I know why it's ignored. If you're reading this, you might know the answer to that question, too.

But knowing why doesn't change the fact that the verse is ignored, and anybody who dares obey it gets backlash from people who claim them to be unloving and angry.

Before we get into that pesky question of why, let's first look at what the verse says:

But now I have written unto you not to keep company, if any man that is called a brother be a fornicator, or covetous, or an idolater, or a railer, or a drunkard, or an extortioner; with such an one no not to eat.

I Corinthians 5:11, KJV

The context is overall about whom we're not to have fellowship with. (It's the context where Paul's telling the Corinthians to "put away from among yourselves that wicked person" [v. 13].)

According to this verse and its context, we're not to even eat with someone who 1. claims to be a Christian and 2. engages in one of those sins. (We'll get to what those sins actually are—or at least what the one is that explains why the verse gets ignored—in a moment.)

This is a "both/and" setup, not an "either/or"—something Paul says explicitly in v. 9v. 10. We can associate with people who engage in egregious sins—that's what witnessing is! We just mustn't associate with folks who claim to follow Christ yet engage in habitual sin.

Note that "habitual" before "sin". We're all sinners (ref. Romans 3:23), and we'll slip into sin despite our intentions (ref. Romans 7:15, v. 19), but we must not use that reality as an excuse to go on sinning (ref. Romans 6:1, v. 15).

Someone who gets drunk is only a drunkard if they have a habit of drunkenness. That doesn't mean it's okay to be drunk—it isn't (ref. Ephesians 5:18)—but it is a distinction between someone who is drunk (which is a temporary state) and someone who is a drunkard (which describes a habitual pattern of behavior).

Both the temporary state of being drunk and the habitual pattern of being a drunkard can be changed, and a believer will act to change them (ref. Ephesians 5:18).

"Ye shall know them by their fruits" (Matthew 7:16) and "by their fruits ye shall know them" (Matthew 7:20)—and Matthew 7:15–23 makes clear that we are to be mindful of others' fruits. Not merely their words.

Others are to apply that same mindfulness to us—and this mindfulness is to be practiced carefully. As believers, understanding that we are imperfect ourselves and that we will be judged by the standards we use to judge others (ref. Matthew 7:1), we must look for specks in our own eyes before alerting others of two-by-fours sticking out of their own eyes.

But all too often, people instead focus on specks' in others eyes while two-by-fours are sticking out of their own (ref. Matthew 7:1–4), revealing themselves to be hypocrites.

That hypocrisy itself is not unexpected, due to the nature of our hearts (ref. Jeremiah 17:9), and wolves in sheeps' clothing are in the church (ref. Isaiah 29:13, Matthew 15:8, Mark 7:6).
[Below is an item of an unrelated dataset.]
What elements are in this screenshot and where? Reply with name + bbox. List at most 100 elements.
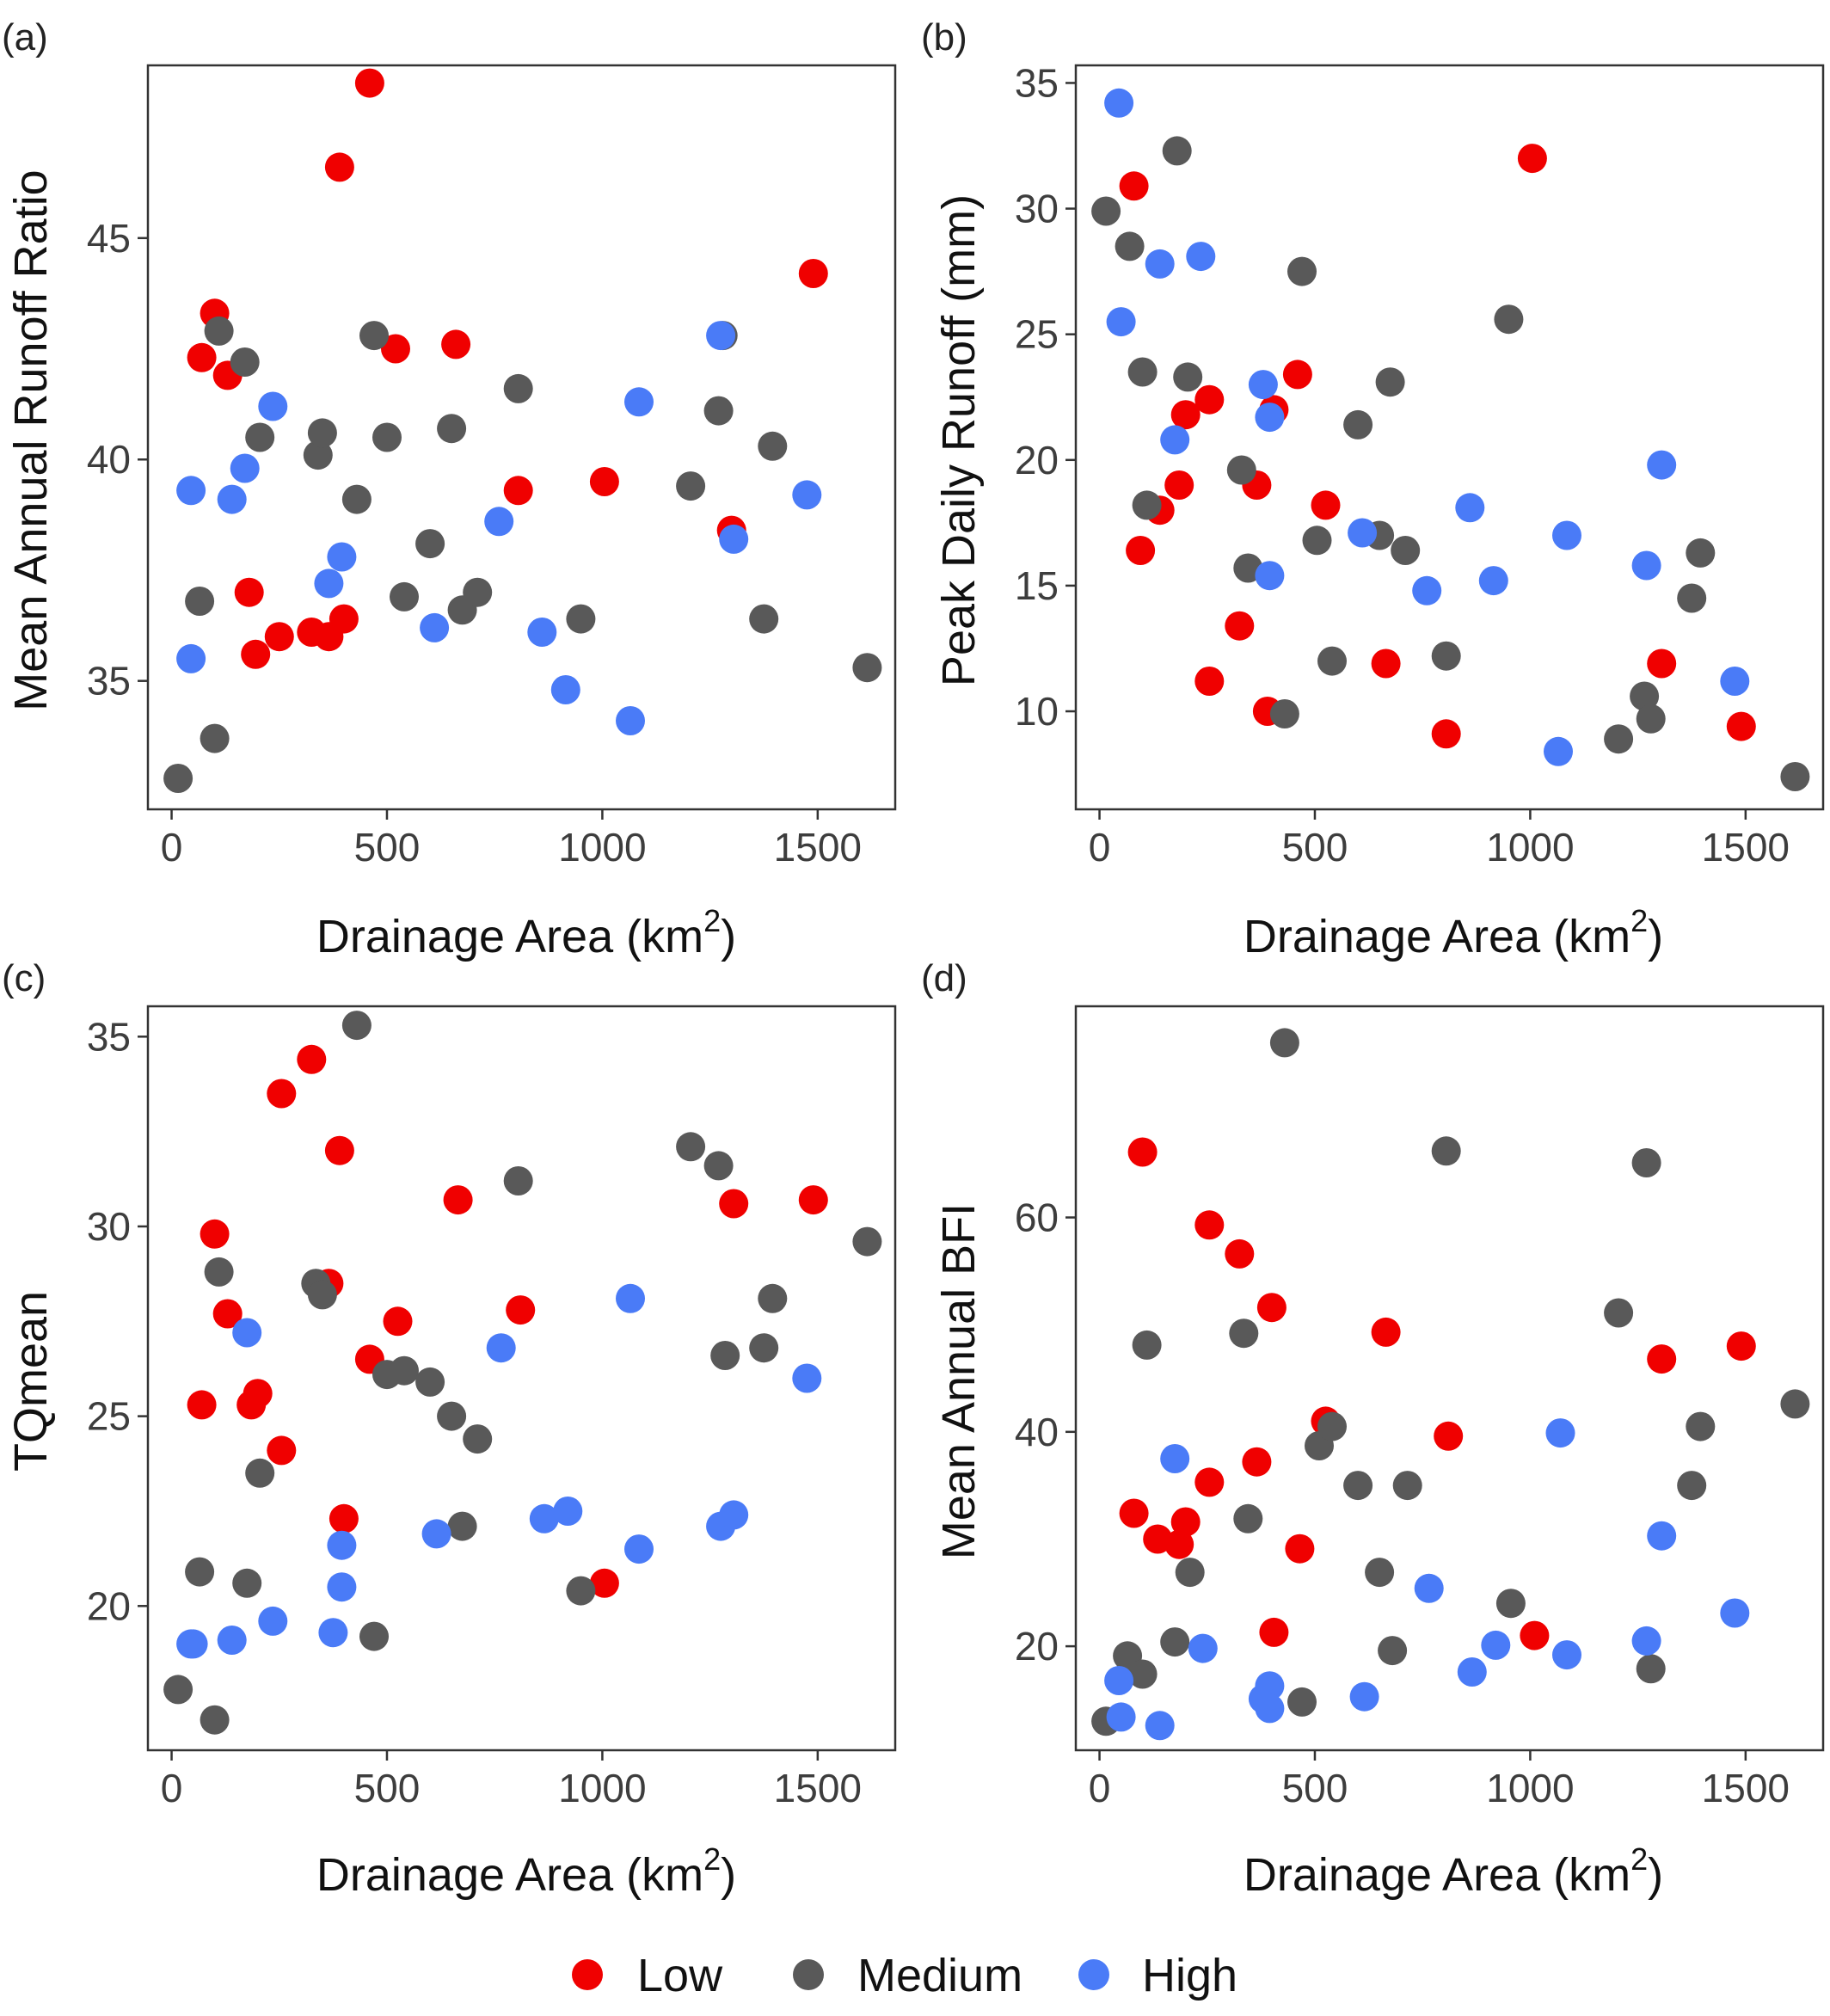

So how do we know what we are?

Well, how do we react when someone points out an inconsistency in our own behavior? Or when someone's conviction means they practice I Corinthians 5:11 on us?

Do we assume that one party must be in the wrong, thereby idolizing the opinion of that party? Or do we carefully examine ourselves (ref. I Corinthians 11:31) and the Scriptures (ref. Acts 17:11) to find what merit there is in the words, regardless of source, and then respond according to that merit?
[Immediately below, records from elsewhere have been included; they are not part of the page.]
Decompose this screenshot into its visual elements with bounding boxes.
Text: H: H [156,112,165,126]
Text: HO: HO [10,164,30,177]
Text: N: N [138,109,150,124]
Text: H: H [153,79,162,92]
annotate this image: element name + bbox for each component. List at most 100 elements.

Others have rights to their own convictions and consciences—that's the entire point of the debate about meat sacrificed to idols, described in I Corinthians 8. How they respond to something is on them, not us.*

*No person is responsible for any other person's behavior, though there are situations wherein a person isn't without guilt for another's behavior. If the distinction isn't obvious to you, you've experienced redefinition of words.

It doesn't matter if you scream in my face; you're responsible for your own behavior, and I'm responsible for my response. My response might be justified or not—but that's on me, not you, and you're still responsible for your own behavior. Even if you wouldn't have done it if I hadn't done some other thing.

This brings us to why people ignore I Corinthians 5:11.

See, that word "railer" in the original Greek, loidoros is itself the adjective form of the verb loidoreó—which refers specifically to verbal abuse as a whole (ref. John 9:28, John 9:28, John 9:28, John 9:28).

Our actions are what reveal what we believe (ref. James 2:18), regardless of our words—and regardless if we're aware we believe it or not. Wolves depend on us to pay attention to the sheepskins they wear (the pretty words) and ignore the fruits in their actions that reveal the wolf beneath. So they distort some of God's Word to hide or overwrite other parts of it, ignoring the inconsistency and the violation of the commands to mind others' fruits (ref. Matthew 7:16, v. 20).

I Corinthians 5:11 both tells us to pay attention to others' actions and to act ourselves in response to the fruits of their actions, and that makes wolves uncomfortable. They want to be perceived as sheep, not wolves, so they have a vested interest in dissuading others from paying attention.